Dowodem na współczesność tej problematyki byłoby dla mnie „Dojczland” Andrzeja Stasiuka, którego bohater-pisarz ogląda Niemcy w poszukiwaniu swojskiego „syfu”. Drażni go stereotypowa czystość odwiedzanego kraju, na co reaguje wystawianiem własnych nieczystych zachowań, powiedzeń, myśli. Książka jest prawie w całości uczciwym zapisem silnej obojętności na niemiecką inność odczuwaną przez kogoś, kto widzi inność przez pryzmat stereotypowej, fantazmatycznej czystości. Odpowiada on na nią oczywiście nieco w stylu Agambena, tj. próbuje myśleć o tym, jak by tu skalać to Nieprofanowalne miejsce. Momentem wydobycia się z marzeń o profanowaniu Nieprofanowalnego jest dostrzeżenie, iż brudy niemieckie istnieją inaczej od naszych. Zdumiony literacki gastarbeiter z Polski widzi Niemców petujących pod napisem „Palenie wzbronione”, ogląda konsumenta bez żenady obciągającego browara w supermarkecie przed zapłaceniem za towar i bez pytania kogokolwiek o pozwolenie, zaczyna zatem dostrzegać, iż nie brak sąsiadom zza Odry zdolności do spontanicznego produkowania nieczystości, tyle że ich nieczystość inaczej jest zorganizowana od jego własnej. Zamiast konsumować obrazy cudzej nieczystości lub czystości – strukturalnie zawsze „takie same”, „równe”, „braterskie”, znamionujące naszą „wolność” mówienia – i zamiast proponować innym atrakcyjnie opakowane narracje o własnej nieczystości i czystości, trzeba przemieścić splot tych dwóch kategorii z obszaru masowej konsumpcji w przestrzeń interpretacji. Nieczystości Innego oczyszczają się w chwili, w której zmuszają nas do wysiłku zrozumienia obcej inności i krytyki samooczywistej wartości własnego brudu. Można to jeszcze wypowiedzieć poprzez przeformułowanie pojęć Agambena: brud nie tyle profanuje czystość-świętość jak w dawnych porządkach przedponowoczesnych, brud nie zostaje też przechwycony przez ponowoczesny i masowy pokaz brudów, dzieje się coś innego, gdyż naprawdę cudzy, naprawdę inny brud profanuje przyjęte definicje brudu, wyrywając nas z refleksyjnej bierności oraz estetycznej hibernacji. Nie jesteśmy zatem równi w brudzie, lecz nieprzezwyciężalnie różni w brudzie, nie jesteśmy wolni od zbawczego mechanizmu puryfikacji, lecz odzyskujemy jego wartość profanując przyjęte definicje brudu, a naszymi braćmi stają się tylko ci Inni, którzy stali się ostatecznie obcy i naraz nieodparcie intrygujący (bliscy!) poprzez niepowtarzalną, emitowaną tylko przez nich nieczystość.
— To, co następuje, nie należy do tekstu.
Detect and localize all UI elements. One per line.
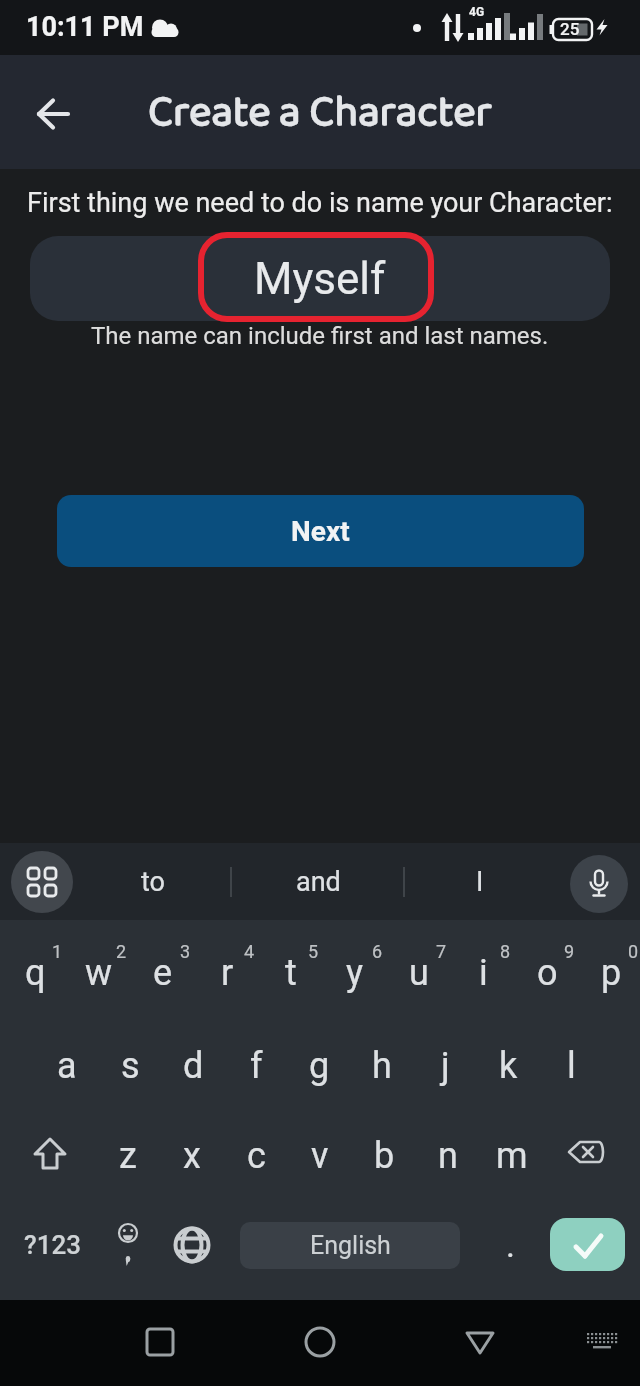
button[interactable]: i [451, 930, 515, 1016]
staticText: c [247, 1135, 266, 1177]
button[interactable]: Next [57, 495, 584, 567]
staticText: Create a Character [148, 79, 492, 148]
button[interactable]: h [351, 1023, 413, 1109]
staticText: Next [291, 515, 350, 548]
staticText: s [121, 1045, 140, 1087]
staticText: 25 [560, 19, 580, 39]
staticText: English [310, 1231, 391, 1260]
button[interactable]: z [96, 1113, 160, 1199]
staticText: a [57, 1045, 77, 1087]
button[interactable] [550, 1218, 625, 1271]
staticText: 1 [52, 941, 63, 962]
staticText: . [506, 1225, 515, 1265]
button[interactable]: to [93, 851, 213, 913]
button[interactable]: ?123 [14, 1210, 90, 1280]
staticText: First thing we need to do is name your C… [27, 187, 613, 219]
button[interactable] [23, 84, 83, 144]
staticText: Myself [254, 253, 386, 305]
button[interactable]: m [480, 1113, 544, 1199]
button[interactable]: n [416, 1113, 480, 1199]
staticText: to [141, 866, 165, 898]
staticText: u [409, 952, 429, 994]
staticText: n [438, 1135, 458, 1177]
staticText: t [285, 952, 297, 994]
button[interactable] [98, 1210, 158, 1280]
button[interactable]: . [480, 1210, 540, 1280]
staticText: ?123 [24, 1230, 81, 1260]
button[interactable]: and [258, 851, 378, 913]
staticText: p [601, 952, 622, 994]
staticText: 9 [564, 941, 575, 962]
button[interactable]: q [3, 930, 67, 1016]
button[interactable]: v [288, 1113, 352, 1199]
button[interactable] [18, 1120, 82, 1190]
staticText: y [346, 952, 364, 994]
button[interactable] [554, 1120, 618, 1190]
staticText: h [372, 1045, 392, 1087]
button[interactable]: r [195, 930, 259, 1016]
button[interactable]: s [99, 1023, 161, 1109]
staticText: 8 [500, 941, 511, 962]
staticText: and [296, 866, 341, 898]
staticText: 5 [308, 941, 319, 962]
button[interactable]: o [515, 930, 579, 1016]
staticText: w [85, 952, 113, 994]
button[interactable] [120, 1302, 200, 1382]
staticText: 6 [372, 941, 383, 962]
button[interactable]: a [36, 1023, 98, 1109]
button[interactable]: w [67, 930, 131, 1016]
staticText: 4G [469, 5, 485, 19]
staticText: 0 [628, 941, 639, 962]
button[interactable]: l [540, 1023, 602, 1109]
button[interactable]: u [387, 930, 451, 1016]
staticText: The name can include first and last name… [91, 322, 549, 350]
button[interactable]: I [420, 851, 540, 913]
button[interactable]: p [579, 930, 640, 1016]
button[interactable] [162, 1210, 222, 1280]
button[interactable] [570, 1310, 634, 1374]
button[interactable]: g [288, 1023, 350, 1109]
staticText: i [479, 952, 488, 994]
staticText: I [476, 866, 484, 898]
staticText: 4 [244, 941, 255, 962]
staticText: z [119, 1135, 137, 1177]
button[interactable]: y [323, 930, 387, 1016]
button[interactable]: e [131, 930, 195, 1016]
button[interactable]: t [259, 930, 323, 1016]
staticText: v [311, 1135, 329, 1177]
staticText: o [537, 952, 558, 994]
staticText: 3 [180, 941, 191, 962]
button[interactable]: b [352, 1113, 416, 1199]
button[interactable]: f [225, 1023, 287, 1109]
staticText: b [374, 1135, 395, 1177]
staticText: 2 [116, 941, 127, 962]
staticText: k [499, 1045, 518, 1087]
staticText: 10:11 PM [26, 11, 144, 43]
staticText: r [221, 952, 234, 994]
button[interactable]: k [477, 1023, 539, 1109]
button[interactable]: c [224, 1113, 288, 1199]
button[interactable] [11, 851, 73, 913]
staticText: e [153, 952, 173, 994]
button[interactable]: x [160, 1113, 224, 1199]
button[interactable]: d [162, 1023, 224, 1109]
staticText: q [25, 952, 46, 994]
staticText: f [250, 1045, 263, 1087]
staticText: d [183, 1045, 204, 1087]
button[interactable] [440, 1302, 520, 1382]
button[interactable] [570, 855, 628, 913]
button[interactable] [280, 1302, 360, 1382]
staticText: g [309, 1045, 330, 1087]
button[interactable]: Myself [30, 236, 610, 321]
staticText: m [496, 1135, 528, 1177]
staticText: 7 [436, 941, 447, 962]
staticText: x [183, 1135, 201, 1177]
staticText: j [441, 1045, 450, 1087]
button[interactable]: English [240, 1222, 460, 1269]
button[interactable]: j [414, 1023, 476, 1109]
staticText: l [567, 1045, 576, 1087]
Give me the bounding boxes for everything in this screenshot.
Sądzę, że powyższe ujęcie stanu dyskursu o wolności, równości i braterstwie odpowiada temu, jak zjawia się on w niektórych, najbardziej rewelatorskich, polskich tekstach literackich z ostatnich lat. Natomiast proponowane w „Polsce do wymiany” przez Czaplińskiego rozliczenie z praktykowania owych wartości, jakkolwiek przekonujące w opisie owego praktykowania, nie zdaje dostatecznie sprawy z tego, jak świadomie włącza się literatura zarówno w praktykowanie wolności, równości i braterstwa, jak i rozwija ich wewnętrzną krytykę.
Przemysław Czapliński: „Polska do wymiany. Późna nowoczesność i nasze wielkie narracje”. Wydawnictwo W.A.B. Warszawa 2009 [seria: z wagą].